However, there were a number of violations of the interim
status standards. The complaint issued to Company A
assessed penalties for the Part 265 violations as well as
the statutory violations. This example will discuss the
§3005 and §3010 violations only.
(B) Seriousness: (i) Failure to Notify: Potential for Harm.
Moderate - EPA was prevented from knowing that hazardous
waste was being stored at the facility. However, because
Company A notified EPA that it was a generator, EPA did
know that hazardous waste was handled at the facility.
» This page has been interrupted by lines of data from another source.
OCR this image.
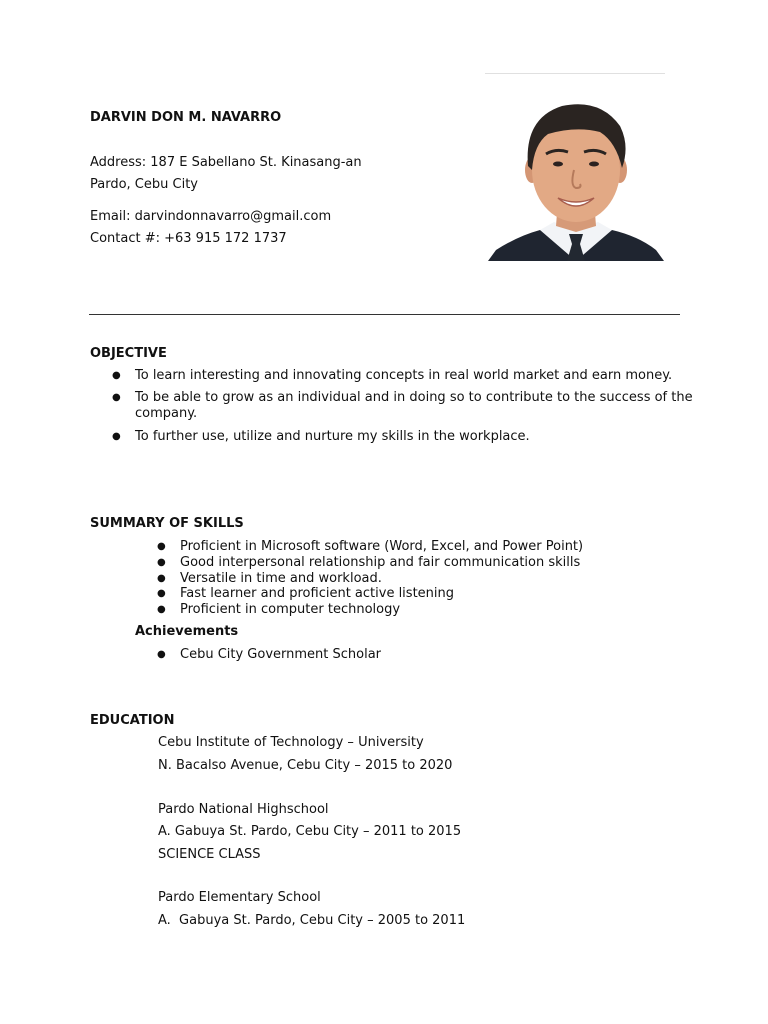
DARVIN DON M. NAVARRO
Address: 187 E Sabellano St. Kinasang-an
Pardo, Cebu City
Email: darvindonnavarro@gmail.com
Contact #: +63 915 172 1737
OBJECTIVE
● To learn interesting and innovating concepts in real world market and earn money.
● To be able to grow as an individual and in doing so to contribute to the success of the
company.
● To further use, utilize and nurture my skills in the workplace.
SUMMARY OF SKILLS
● Proficient in Microsoft software (Word, Excel, and Power Point)
● Good interpersonal relationship and fair communication skills
● Versatile in time and workload.
● Fast learner and proficient active listening
● Proficient in computer technology
Achievements
● Cebu City Government Scholar
EDUCATION
Cebu Institute of Technology – University
N. Bacalso Avenue, Cebu City – 2015 to 2020
Pardo National Highschool
A. Gabuya St. Pardo, Cebu City – 2011 to 2015
SCIENCE CLASS
Pardo Elementary School
A.  Gabuya St. Pardo, Cebu City – 2005 to 2011
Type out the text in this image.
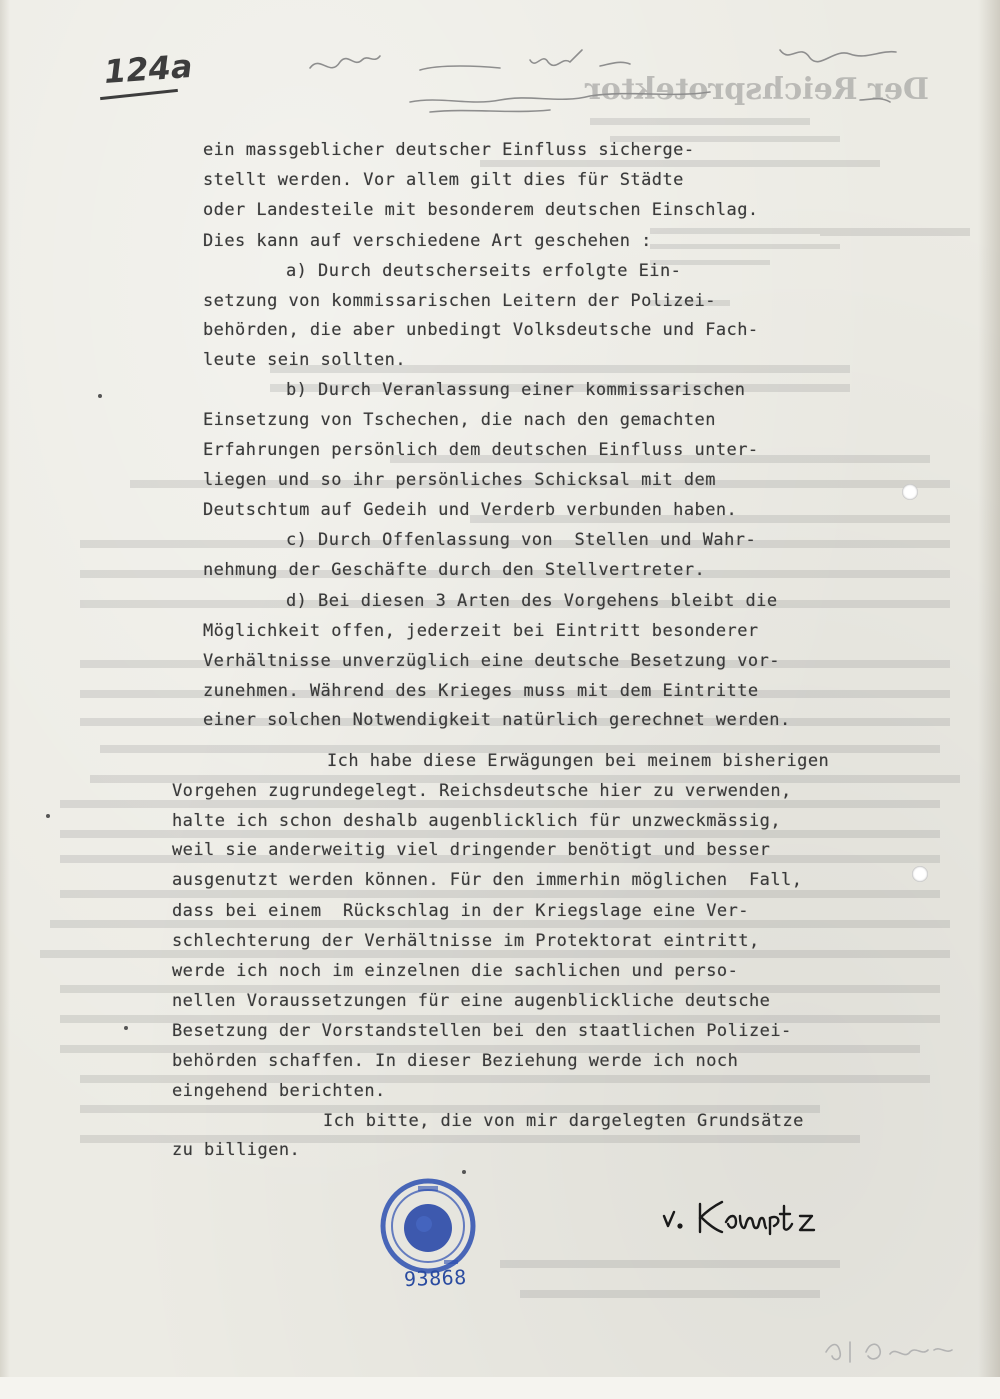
Der Reichsprotektor
124a
ein massgeblicher deutscher Einfluss sicherge-
stellt werden. Vor allem gilt dies für Städte
oder Landesteile mit besonderem deutschen Einschlag.
Dies kann auf verschiedene Art geschehen :
a) Durch deutscherseits erfolgte Ein-
setzung von kommissarischen Leitern der Polizei-
behörden, die aber unbedingt Volksdeutsche und Fach-
leute sein sollten.
b) Durch Veranlassung einer kommissarischen
Einsetzung von Tschechen, die nach den gemachten
Erfahrungen persönlich dem deutschen Einfluss unter-
liegen und so ihr persönliches Schicksal mit dem
Deutschtum auf Gedeih und Verderb verbunden haben.
c) Durch Offenlassung von  Stellen und Wahr-
nehmung der Geschäfte durch den Stellvertreter.
d) Bei diesen 3 Arten des Vorgehens bleibt die
Möglichkeit offen, jederzeit bei Eintritt besonderer
Verhältnisse unverzüglich eine deutsche Besetzung vor-
zunehmen. Während des Krieges muss mit dem Eintritte
einer solchen Notwendigkeit natürlich gerechnet werden.
Ich habe diese Erwägungen bei meinem bisherigen
Vorgehen zugrundegelegt. Reichsdeutsche hier zu verwenden,
halte ich schon deshalb augenblicklich für unzweckmässig,
weil sie anderweitig viel dringender benötigt und besser
ausgenutzt werden können. Für den immerhin möglichen  Fall,
dass bei einem  Rückschlag in der Kriegslage eine Ver-
schlechterung der Verhältnisse im Protektorat eintritt,
werde ich noch im einzelnen die sachlichen und perso-
nellen Voraussetzungen für eine augenblickliche deutsche
Besetzung der Vorstandstellen bei den staatlichen Polizei-
behörden schaffen. In dieser Beziehung werde ich noch
eingehend berichten.
Ich bitte, die von mir dargelegten Grundsätze
zu billigen.
93868
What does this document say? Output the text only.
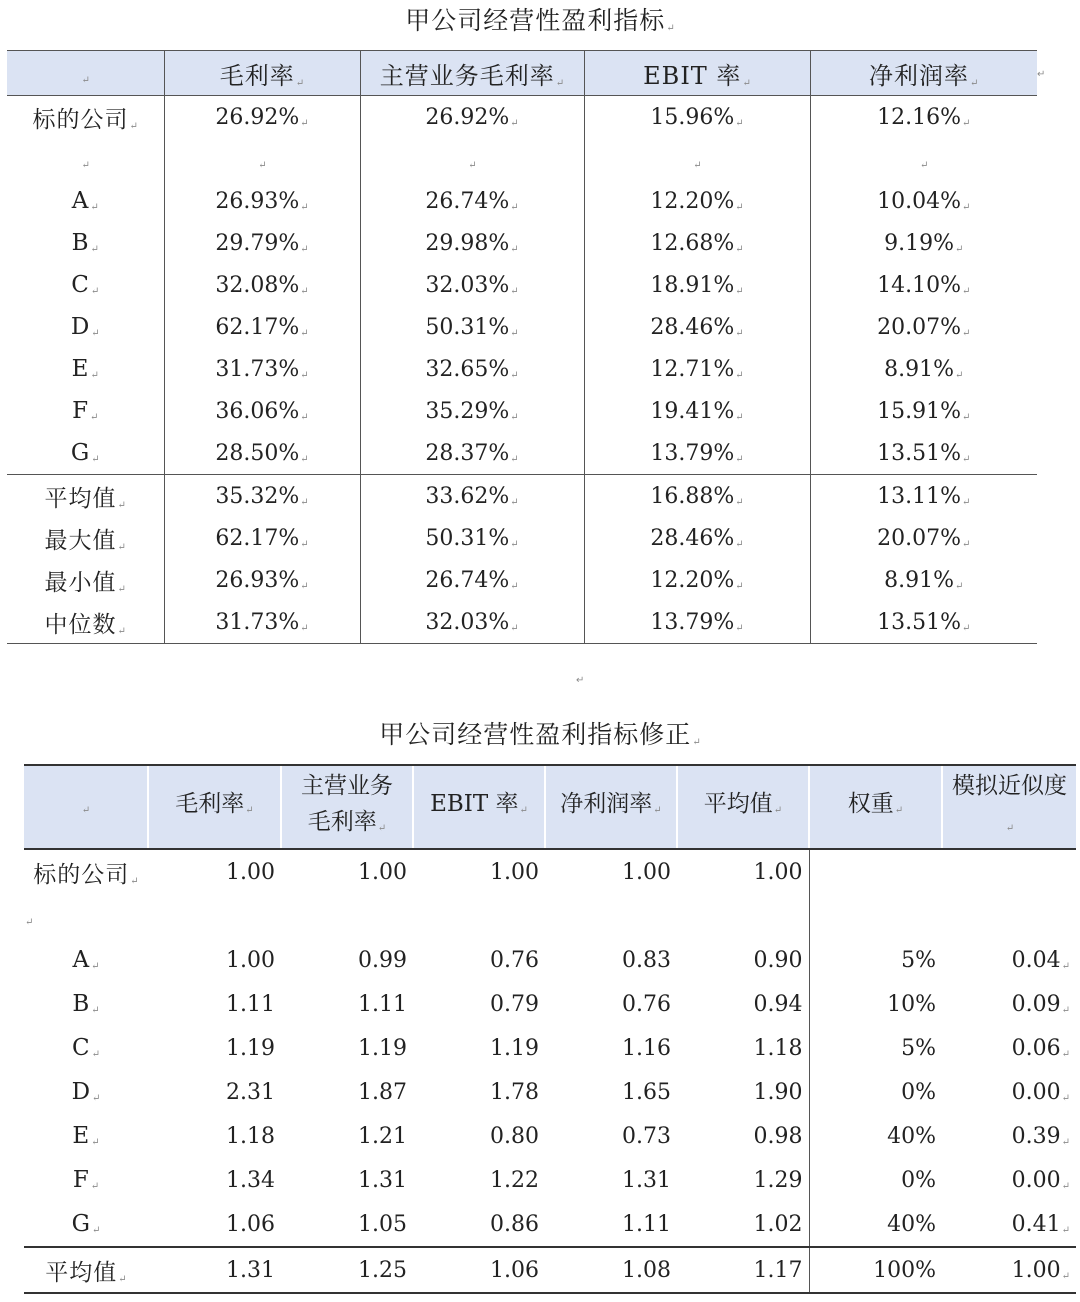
甲公司经营性盈利指标 ↵
↵	毛利率 ↵	主营业务毛利率 ↵	EBIT 率 ↵	净利润率 ↵
标的公司 ↵	26.92% ↵	26.92% ↵	15.96% ↵	12.16% ↵
↵	↵	↵	↵	↵
A ↵	26.93% ↵	26.74% ↵	12.20% ↵	10.04% ↵
B ↵	29.79% ↵	29.98% ↵	12.68% ↵	9.19% ↵
C ↵	32.08% ↵	32.03% ↵	18.91% ↵	14.10% ↵
D ↵	62.17% ↵	50.31% ↵	28.46% ↵	20.07% ↵
E ↵	31.73% ↵	32.65% ↵	12.71% ↵	8.91% ↵
F ↵	36.06% ↵	35.29% ↵	19.41% ↵	15.91% ↵
G ↵	28.50% ↵	28.37% ↵	13.79% ↵	13.51% ↵
平均值 ↵	35.32% ↵	33.62% ↵	16.88% ↵	13.11% ↵
最大值 ↵	62.17% ↵	50.31% ↵	28.46% ↵	20.07% ↵
最小值 ↵	26.93% ↵	26.74% ↵	12.20% ↵	8.91% ↵
中位数 ↵	31.73% ↵	32.03% ↵	13.79% ↵	13.51% ↵
↵
↵
甲公司经营性盈利指标修正 ↵
↵	毛利率 ↵	主营业务毛利率 ↵	EBIT 率 ↵	净利润率 ↵	平均值 ↵	权重 ↵	模拟近似度 ↵
标的公司 ↵	1.00	1.00	1.00	1.00	1.00		
↵							
A ↵	1.00	0.99	0.76	0.83	0.90	5%	0.04 ↵
B ↵	1.11	1.11	0.79	0.76	0.94	10%	0.09 ↵
C ↵	1.19	1.19	1.19	1.16	1.18	5%	0.06 ↵
D ↵	2.31	1.87	1.78	1.65	1.90	0%	0.00 ↵
E ↵	1.18	1.21	0.80	0.73	0.98	40%	0.39 ↵
F ↵	1.34	1.31	1.22	1.31	1.29	0%	0.00 ↵
G ↵	1.06	1.05	0.86	1.11	1.02	40%	0.41 ↵
平均值 ↵	1.31	1.25	1.06	1.08	1.17	100%	1.00 ↵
The violation may have a significant adverse effect on the
statutory purposes or procedures for implementing the RCRA
program. Extent of Deviation. Moderate - although
Company A did not notify EPA that it stored hazardous waste,
it did notify the Agency that is was a generator. Company A
significantly deviated from the requirement, but part of
the requirement was implemented as intended, (it) Operating
without a permit. Potential for Harm. Moderate - although
Company A was operating without a permit or interim status,
its facility generally was well managed. However, there
were a number of Part 265 violations. This situation may
pose a significant likelihood of exposure which may have a
significant adverse effect on the statutory purposes for
implementing the RCRA program. Extent of Deviation.
Major - substantial noncompliance with the requirement
because Company A did not notify EPA that it stored
hazardous waste, and did not submit a Part A.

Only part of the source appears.